It’s no secret the Chinese economy is struggling. After 15 months of expansion the PMI index for September showed a stalling Chinese economy. Still, Pro Farmer senior market analyst Rich Posson said he’s concerned the trade war will continue well into next year.
“The Chinese economy is on track to extend into [economic] contraction territory,” Posson told AgriTalk host Chip Flory. “Now China, in my opinion, was already starting to slow down. They are trying to convert their economy more towards a consumer sided economy instead of exports, so I think they knew there would be some slippage at times and things wouldn't work as well, so I'm not too sure they were concerned until now when we get the tariffs has added to that.”
According to Posson, Chinese and Americans alike are upset with their governments over the trade war.
“When you look inside of China, you don't see anything positive,” he said. “People can see that everything's costing them more now and they’re wondering where their exports going.”
When Will Things Turn Around?
The tariffs have put a lot of pressure on soybean prices.
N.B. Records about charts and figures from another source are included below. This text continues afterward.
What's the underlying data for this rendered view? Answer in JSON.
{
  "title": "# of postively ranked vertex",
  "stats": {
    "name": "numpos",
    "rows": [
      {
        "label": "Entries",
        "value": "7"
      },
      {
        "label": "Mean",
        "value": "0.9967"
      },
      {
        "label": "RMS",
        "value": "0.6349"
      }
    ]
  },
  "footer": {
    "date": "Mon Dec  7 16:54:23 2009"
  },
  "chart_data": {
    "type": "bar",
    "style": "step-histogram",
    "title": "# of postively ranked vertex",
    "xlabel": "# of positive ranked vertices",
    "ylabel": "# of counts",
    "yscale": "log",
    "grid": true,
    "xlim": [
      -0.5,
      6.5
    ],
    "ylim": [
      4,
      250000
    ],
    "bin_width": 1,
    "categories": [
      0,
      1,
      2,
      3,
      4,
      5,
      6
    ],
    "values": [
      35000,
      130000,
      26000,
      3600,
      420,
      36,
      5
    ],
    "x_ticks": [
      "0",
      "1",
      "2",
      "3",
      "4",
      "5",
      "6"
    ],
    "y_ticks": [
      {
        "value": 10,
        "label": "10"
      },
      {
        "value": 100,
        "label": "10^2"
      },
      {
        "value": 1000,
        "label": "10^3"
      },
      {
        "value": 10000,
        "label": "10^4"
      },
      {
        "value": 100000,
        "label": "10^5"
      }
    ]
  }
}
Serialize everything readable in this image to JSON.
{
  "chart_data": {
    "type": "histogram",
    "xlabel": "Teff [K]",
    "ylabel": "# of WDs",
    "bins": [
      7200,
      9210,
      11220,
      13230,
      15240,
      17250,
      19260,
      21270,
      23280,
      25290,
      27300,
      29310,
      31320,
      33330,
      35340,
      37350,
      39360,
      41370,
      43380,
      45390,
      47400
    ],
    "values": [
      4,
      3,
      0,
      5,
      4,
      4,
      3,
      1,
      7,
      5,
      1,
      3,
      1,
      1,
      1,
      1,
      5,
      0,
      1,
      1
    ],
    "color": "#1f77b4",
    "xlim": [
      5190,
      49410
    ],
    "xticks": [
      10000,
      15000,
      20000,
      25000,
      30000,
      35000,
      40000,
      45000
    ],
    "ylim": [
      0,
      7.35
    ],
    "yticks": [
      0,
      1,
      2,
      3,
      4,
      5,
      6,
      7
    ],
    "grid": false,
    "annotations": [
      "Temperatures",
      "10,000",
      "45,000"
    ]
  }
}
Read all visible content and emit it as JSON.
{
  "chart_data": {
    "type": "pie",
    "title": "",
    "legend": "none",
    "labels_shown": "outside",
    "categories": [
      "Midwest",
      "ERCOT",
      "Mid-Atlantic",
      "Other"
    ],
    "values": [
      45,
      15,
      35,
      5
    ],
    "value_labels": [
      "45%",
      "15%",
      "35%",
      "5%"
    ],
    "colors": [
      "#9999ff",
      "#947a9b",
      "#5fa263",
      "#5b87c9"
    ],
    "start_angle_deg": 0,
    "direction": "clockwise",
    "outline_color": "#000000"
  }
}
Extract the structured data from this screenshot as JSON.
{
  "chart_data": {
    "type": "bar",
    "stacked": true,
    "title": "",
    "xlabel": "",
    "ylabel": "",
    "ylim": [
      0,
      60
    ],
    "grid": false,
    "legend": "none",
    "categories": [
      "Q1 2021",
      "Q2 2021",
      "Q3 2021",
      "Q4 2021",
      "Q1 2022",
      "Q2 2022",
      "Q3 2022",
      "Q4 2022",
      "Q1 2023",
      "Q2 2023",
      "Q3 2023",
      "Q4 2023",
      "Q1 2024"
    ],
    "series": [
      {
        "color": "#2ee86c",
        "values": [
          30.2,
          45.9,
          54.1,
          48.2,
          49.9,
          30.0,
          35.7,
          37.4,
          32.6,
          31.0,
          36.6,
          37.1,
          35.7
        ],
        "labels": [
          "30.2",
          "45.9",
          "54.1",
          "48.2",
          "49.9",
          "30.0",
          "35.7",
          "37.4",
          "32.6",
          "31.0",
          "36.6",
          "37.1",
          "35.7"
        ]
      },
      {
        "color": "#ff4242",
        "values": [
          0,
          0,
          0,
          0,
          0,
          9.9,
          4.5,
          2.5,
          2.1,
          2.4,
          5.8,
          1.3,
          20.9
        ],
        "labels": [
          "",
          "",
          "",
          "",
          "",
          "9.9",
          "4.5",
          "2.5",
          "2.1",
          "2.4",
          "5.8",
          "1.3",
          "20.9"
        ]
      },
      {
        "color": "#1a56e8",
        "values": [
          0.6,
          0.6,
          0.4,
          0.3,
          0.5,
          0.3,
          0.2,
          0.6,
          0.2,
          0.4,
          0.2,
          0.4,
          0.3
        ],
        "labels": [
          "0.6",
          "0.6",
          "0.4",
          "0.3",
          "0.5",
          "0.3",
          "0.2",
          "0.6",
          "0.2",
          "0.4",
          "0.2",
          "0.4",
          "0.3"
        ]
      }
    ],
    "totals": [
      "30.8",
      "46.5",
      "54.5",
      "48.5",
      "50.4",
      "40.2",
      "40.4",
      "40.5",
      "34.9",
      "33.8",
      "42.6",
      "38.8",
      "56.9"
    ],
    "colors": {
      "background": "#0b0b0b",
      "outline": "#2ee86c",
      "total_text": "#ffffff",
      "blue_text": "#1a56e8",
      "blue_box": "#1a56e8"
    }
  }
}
While analysts agree soybean prices will rally on the day the trade tensions with China are resolved, Posson is concerned about what happens after that.
“What's going to occur for the next 60-90 days after that [announcement]?” he questioned. “[There’s] a lot of soybeans in the world so I can't be an outrageously aggressive bull. The problem is, when are we going to fix it? I'm concerned this crazy thing is going well into next year.”
Posson is hopeful China will back of on the soybean issues and focus on the rest of the issues between China and the U.S. but some issues will be trickier than others.
“When it comes down to intellectual property, my sources are telling me that's going to be the real stickler, that's what this battle is really about,” he said. “So maybe they back off on soybeans but could still continue tariffs and fighting arguing on everything else here.”